Grace is the great motivator.

People accuse grace of inspiring sin, but it actually inspires love and gratitude and a desire for holiness. As Paul said, grace came to the ungodly and instructs us to be godly:

For the grace of God has appeared, bringing salvation for all people, instructing us to deny godlessness and worldly lusts and to live in a sensible, righteous, and godly way in the present age (Titus 2:11-12).

Somehow grace achieves what the law never could.

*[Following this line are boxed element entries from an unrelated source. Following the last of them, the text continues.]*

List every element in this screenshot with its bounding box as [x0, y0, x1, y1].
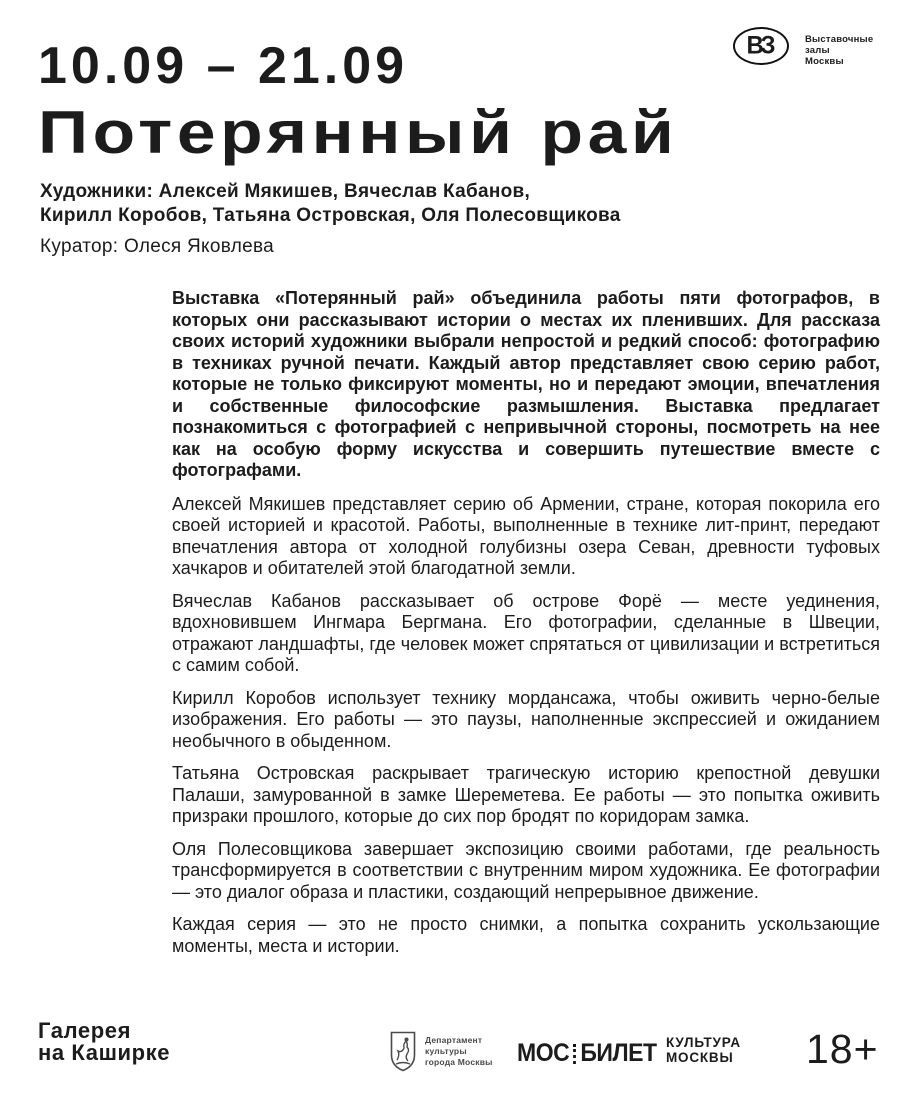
- vz-monogram-text: ВЗ: [746, 31, 773, 60]
- exhibition-description: [172, 288, 880, 968]
- gallery-name: [38, 1020, 170, 1064]
- mosbilet-left: МОС: [517, 1039, 570, 1067]
- department-caption-line: культуры: [425, 1046, 467, 1056]
- curator-line: Куратор: Олеся Яковлева: [40, 236, 275, 257]
- mosbilet-logo: [517, 1039, 657, 1068]
- artists-list: [40, 180, 621, 228]
- vz-monogram-icon: [733, 27, 789, 65]
- moscow-coat-of-arms-icon: [390, 1031, 416, 1072]
- paragraph-ostrovskaya: Татьяна Островская раскрывает трагическую историю крепостной девушки Палаши, замурованной в замке Шереметева. Ее работы — это попытка оживить призраки прошлого, которые до сих пор бродят по коридорам замка.: [172, 763, 880, 826]
- paragraph-kabanov: Вячеслав Кабанов рассказывает об острове Форё — месте уединения, вдохновившем Ингмара Бергмана. Его фотографии, сделанные в Швеции, отражают ландшафты, где человек может спрятаться от цивилизации и встретиться с самим собой.: [172, 590, 880, 675]
- intro-paragraph: Выставка «Потерянный рай» объединила работы пяти фотографов, в которых они рассказывают истории о местах их пленивших. Для рассказа своих историй художники выбрали непростой и редкий способ: фотографию в техниках ручной печати. Каждый автор представляет свою серию работ, которые не только фиксируют моменты, но и передают эмоции, впечатления и собственные философские размышления. Выставка предлагает познакомиться с фотографией с непривычной стороны, посмотреть на нее как на особую форму искусства и совершить путешествие вместе с фотографами.: [172, 288, 880, 480]
- exhibition-dates: 10.09 – 21.09: [38, 37, 409, 95]
- department-caption: [425, 1035, 493, 1068]
- vz-logo: [733, 27, 873, 67]
- paragraph-myakishev: Алексей Мякишев представляет серию об Армении, стране, которая покорила его своей историей и красотой. Работы, выполненные в технике лит-принт, передают впечатления автора от холодной голубизны озера Севан, древности туфовых хачкаров и обитателей этой благодатной земли.: [172, 493, 880, 578]
- kultura-line-2: МОСКВЫ: [666, 1049, 734, 1065]
- mosbilet-right: БИЛЕТ: [580, 1039, 657, 1067]
- department-caption-line: города Москвы: [425, 1057, 493, 1067]
- paragraph-closing: Каждая серия — это не просто снимки, а попытка сохранить ускользающие моменты, места и истории.: [172, 914, 880, 956]
- mosbilet-dots-separator-icon: [573, 1044, 576, 1064]
- paragraph-polesovschikova: Оля Полесовщикова завершает экспозицию своими работами, где реальность трансформируется в соответствии с внутренним миром художника. Ее фотографии — это диалог образа и пластики, создающий непрерывное движение.: [172, 838, 880, 902]
- kultura-line-1: КУЛЬТУРА: [666, 1035, 741, 1050]
- vz-caption: [805, 34, 873, 67]
- department-caption-line: Департамент: [425, 1035, 483, 1045]
- kultura-moskvy-logo: [666, 1036, 741, 1065]
- artists-line-1: Художники: Алексей Мякишев, Вячеслав Кабанов,: [40, 181, 531, 202]
- vz-caption-line: залы: [805, 45, 830, 56]
- paragraph-korobov: Кирилл Коробов использует технику мордансажа, чтобы оживить черно-белые изображения. Его работы — это паузы, наполненные экспрессией и ожиданием необычного в обыденном.: [172, 687, 880, 751]
- exhibition-title: Потерянный рай: [38, 99, 679, 166]
- gallery-name-line-1: Галерея: [38, 1018, 132, 1043]
- department-of-culture-logo: [390, 1031, 493, 1072]
- vz-caption-line: Москвы: [805, 56, 844, 67]
- age-rating-badge: 18+: [806, 1026, 879, 1072]
- gallery-name-line-2: на Каширке: [38, 1040, 171, 1065]
- artists-line-2: Кирилл Коробов, Татьяна Островская, Оля Полесовщикова: [40, 205, 621, 226]
- vz-caption-line: Выставочные: [805, 34, 874, 45]
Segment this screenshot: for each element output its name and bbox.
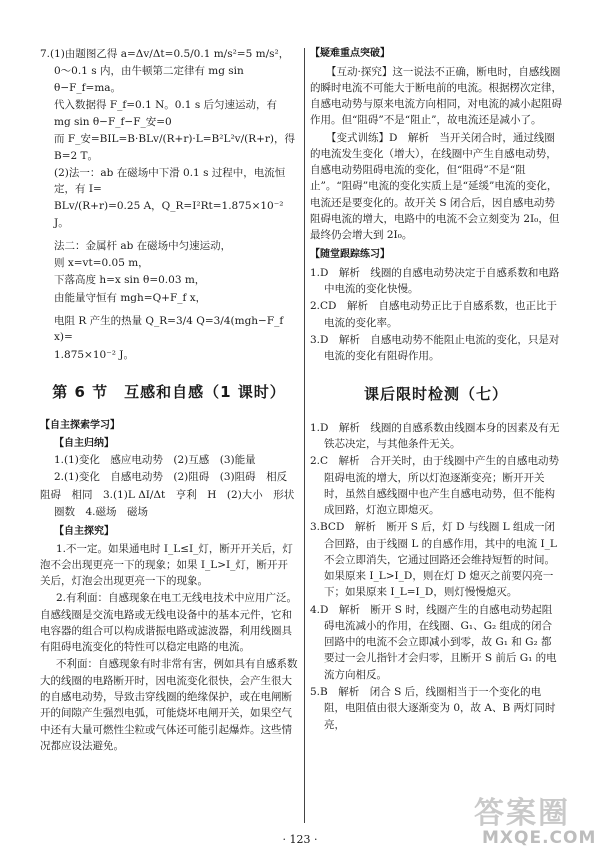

In another passage, Paul wrote about how God’s grace demonstrates His kindness:

But when the kindness of God our Savior and his love for mankind appeared, he saved us—not by works of righteousness that we had done, but according to his mercy—through the washing of regeneration and renewal by the Holy Spirit (Titus 3:4-5).

Your heavenly Father looked at your messed-up life and decided to save you according to His mercy, not your works. What an amazing example of pure kindness. 

Have you ever failed as a mother or father? Well, Jesus died for your sins.

Have your kids ever failed as kids? I bet they have. The Lord died for those sins, too.

God did that freely, not because we were worthy, but because He’s kind and merciful. Praise the Lord. He is amazing. Doesn’t knowing His kindness to you inspire greater devotion to Him? That’s how grace changes you. That’s the third lesson for salvation and parenting: God’s grace inspires genuine obedience.

Just as God shows grace to your questionable parenting, maybe you can show grace to your kids’ questionable childing.